Stress that is out of your control. Many of the stress factors you deal with you have no control over. Comforting isn’t it? These stress points can come from a wide variety of sources that impact your life and business in one way or another. How you cope with this type of stress will lead to one of two things: more stress or a better management style.

In his book, Don’t Sweat the Small Stuff, Richard Carlson writes, “When you look at life and its many challenges as a test, or series of tests, you begin to see each issue you face as an opportunity to grow, a chance to roll with the punches. Whether you’re being bombarded with problems, responsibilities, even surmountable hurdles, when looked at it as a test, you always have a chance to succeed, in the sense of rising above that which is challenging you.”

You may not have chosen the stress you face, but you do choose your response to it. When you face it, not in a destructive way, but with a belief that “this too shall pass”, you can lead by example take control of it.

Stress you cause. Let’s be honest, there are times leaders cause stress. This happens when leaders espouse unrealistic expectations, delivers inconsistent communication, or promotes an unclear vision. In his book, The 360° Leader, John Maxwell writes, “In an organization, security flows downward. When leaders are insecure, they often project that insecurity down on the people below them.” And this is the mistake leaders make by being the source of stress for their team.

Caring leaders conscientiously strive to relieve the stress that finds its way into the organization by being the stress spotter and finding ways to reduce it. Your team is under enough stress as it is without you being the creator of it. Are you a source of stress or a deflector of it?

Stress you capitalize upon. Ultimately, no one is immune from stress. It is a part of life and leadership and there is no escaping it. However, stress can be a positive motivator if you choose the right attitude.
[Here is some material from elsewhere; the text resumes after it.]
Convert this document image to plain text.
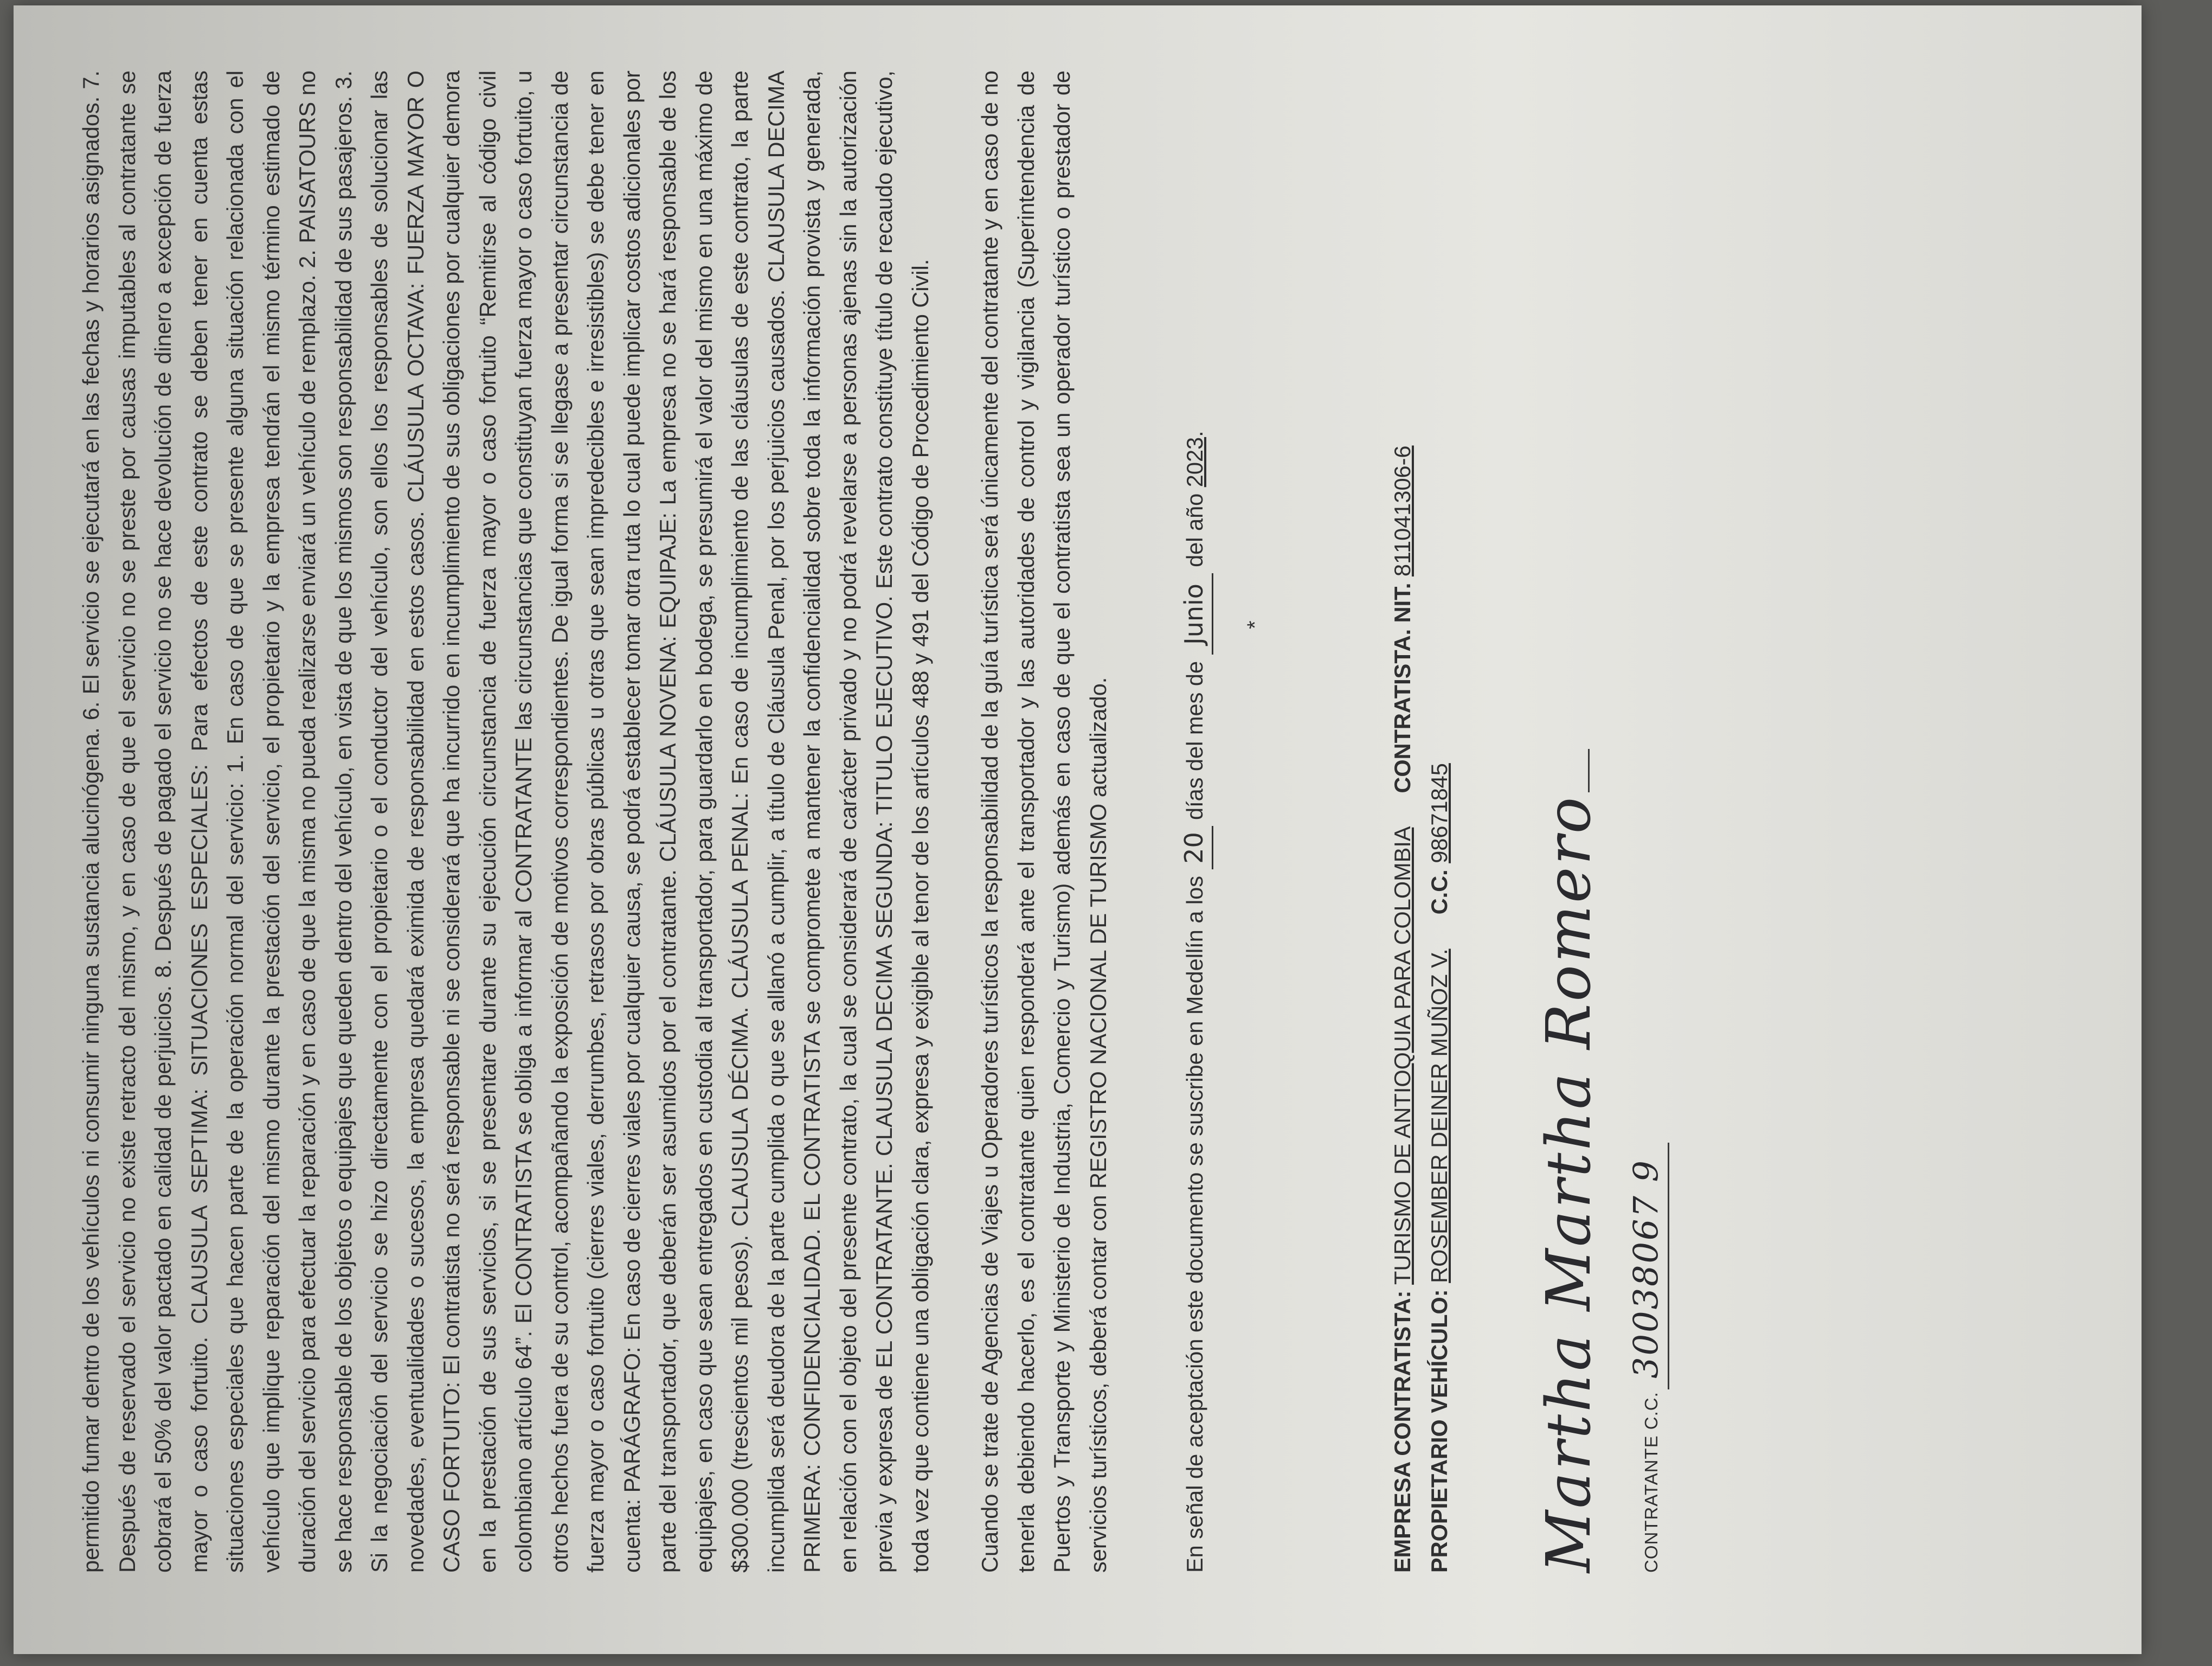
permitido fumar dentro de los vehículos ni consumir ninguna sustancia alucinógena. 6. El servicio se ejecutará en las fechas y horarios asignados. 7. Después de reservado el servicio no existe retracto del mismo, y en caso de que el servicio no se preste por causas imputables al contratante se cobrará el 50% del valor pactado en calidad de perjuicios. 8. Después de pagado el servicio no se hace devolución de dinero a excepción de fuerza mayor o caso fortuito. CLAUSULA SEPTIMA: SITUACIONES ESPECIALES: Para efectos de este contrato se deben tener en cuenta estas situaciones especiales que hacen parte de la operación normal del servicio: 1. En caso de que se presente alguna situación relacionada con el vehículo que implique reparación del mismo durante la prestación del servicio, el propietario y la empresa tendrán el mismo término estimado de duración del servicio para efectuar la reparación y en caso de que la misma no pueda realizarse enviará un vehículo de remplazo. 2. PAISATOURS no se hace responsable de los objetos o equipajes que queden dentro del vehículo, en vista de que los mismos son responsabilidad de sus pasajeros. 3. Si la negociación del servicio se hizo directamente con el propietario o el conductor del vehículo, son ellos los responsables de solucionar las novedades, eventualidades o sucesos, la empresa quedará eximida de responsabilidad en estos casos. CLÁUSULA OCTAVA: FUERZA MAYOR O CASO FORTUITO: El contratista no será responsable ni se considerará que ha incurrido en incumplimiento de sus obligaciones por cualquier demora en la prestación de sus servicios, si se presentare durante su ejecución circunstancia de fuerza mayor o caso fortuito “Remitirse al código civil colombiano artículo 64”. El CONTRATISTA se obliga a informar al CONTRATANTE las circunstancias que constituyan fuerza mayor o caso fortuito, u otros hechos fuera de su control, acompañando la exposición de motivos correspondientes. De igual forma si se llegase a presentar circunstancia de fuerza mayor o caso fortuito (cierres viales, derrumbes, retrasos por obras públicas u otras que sean impredecibles e irresistibles) se debe tener en cuenta: PARÁGRAFO: En caso de cierres viales por cualquier causa, se podrá establecer tomar otra ruta lo cual puede implicar costos adicionales por parte del transportador, que deberán ser asumidos por el contratante. CLÁUSULA NOVENA: EQUIPAJE: La empresa no se hará responsable de los equipajes, en caso que sean entregados en custodia al transportador, para guardarlo en bodega, se presumirá el valor del mismo en una máximo de $300.000 (trescientos mil pesos). CLAUSULA DÉCIMA. CLÁUSULA PENAL: En caso de incumplimiento de las cláusulas de este contrato, la parte incumplida será deudora de la parte cumplida o que se allanó a cumplir, a título de Cláusula Penal, por los perjuicios causados. CLAUSULA DECIMA PRIMERA: CONFIDENCIALIDAD. EL CONTRATISTA se compromete a mantener la confidencialidad sobre toda la información provista y generada, en relación con el objeto del presente contrato, la cual se considerará de carácter privado y no podrá revelarse a personas ajenas sin la autorización previa y expresa de EL CONTRATANTE. CLAUSULA DECIMA SEGUNDA: TITULO EJECUTIVO. Este contrato constituye título de recaudo ejecutivo, toda vez que contiene una obligación clara, expresa y exigible al tenor de los artículos 488 y 491 del Código de Procedimiento Civil. Cuando se trate de Agencias de Viajes u Operadores turísticos la responsabilidad de la guía turística será únicamente del contratante y en caso de no tenerla debiendo hacerlo, es el contratante quien responderá ante el transportador y las autoridades de control y vigilancia (Superintendencia de Puertos y Transporte y Ministerio de Industria, Comercio y Turismo) además en caso de que el contratista sea un operador turístico o prestador de servicios turísticos, deberá contar con REGISTRO NACIONAL DE TURISMO actualizado.	En señal de aceptación este documento se suscribe en Medellín a los 20 días del mes de Junio del año 2023.
*
EMPRESA CONTRATISTA: TURISMO DE ANTIOQUIA PARA COLOMBIA  CONTRATISTA. NIT. 811041306-6
PROPIETARIO VEHÍCULO: ROSEMBER DEINER MUÑOZ V.  C.C. 98671845 Martha Martha Romero	CONTRATANTE C.C. 30038067 9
Mark Sanborn, author of The Fred Factor says, “Freds know that one of the most exciting things about life is that we awake each day with the ability to reinvent ourselves. No matter what happened yesterday, today is a new day. While we can’t deny the struggles and setbacks, neither should we be restrained by them.” What a great thought.

Tough times call for courageous leaders who will step up and embrace the stress and turn it into something positive. Instead of being discouraged and defeated by it why not recognize it for what it is; a blessing in disguise and an opportunity for growth and development?

To be sure, stress can cause many problems, health and otherwise. Yet it is when we take an honest look at the stress that is out of our control, the stress we cause, and the stress that we capitalize upon that we can begin to get it under control.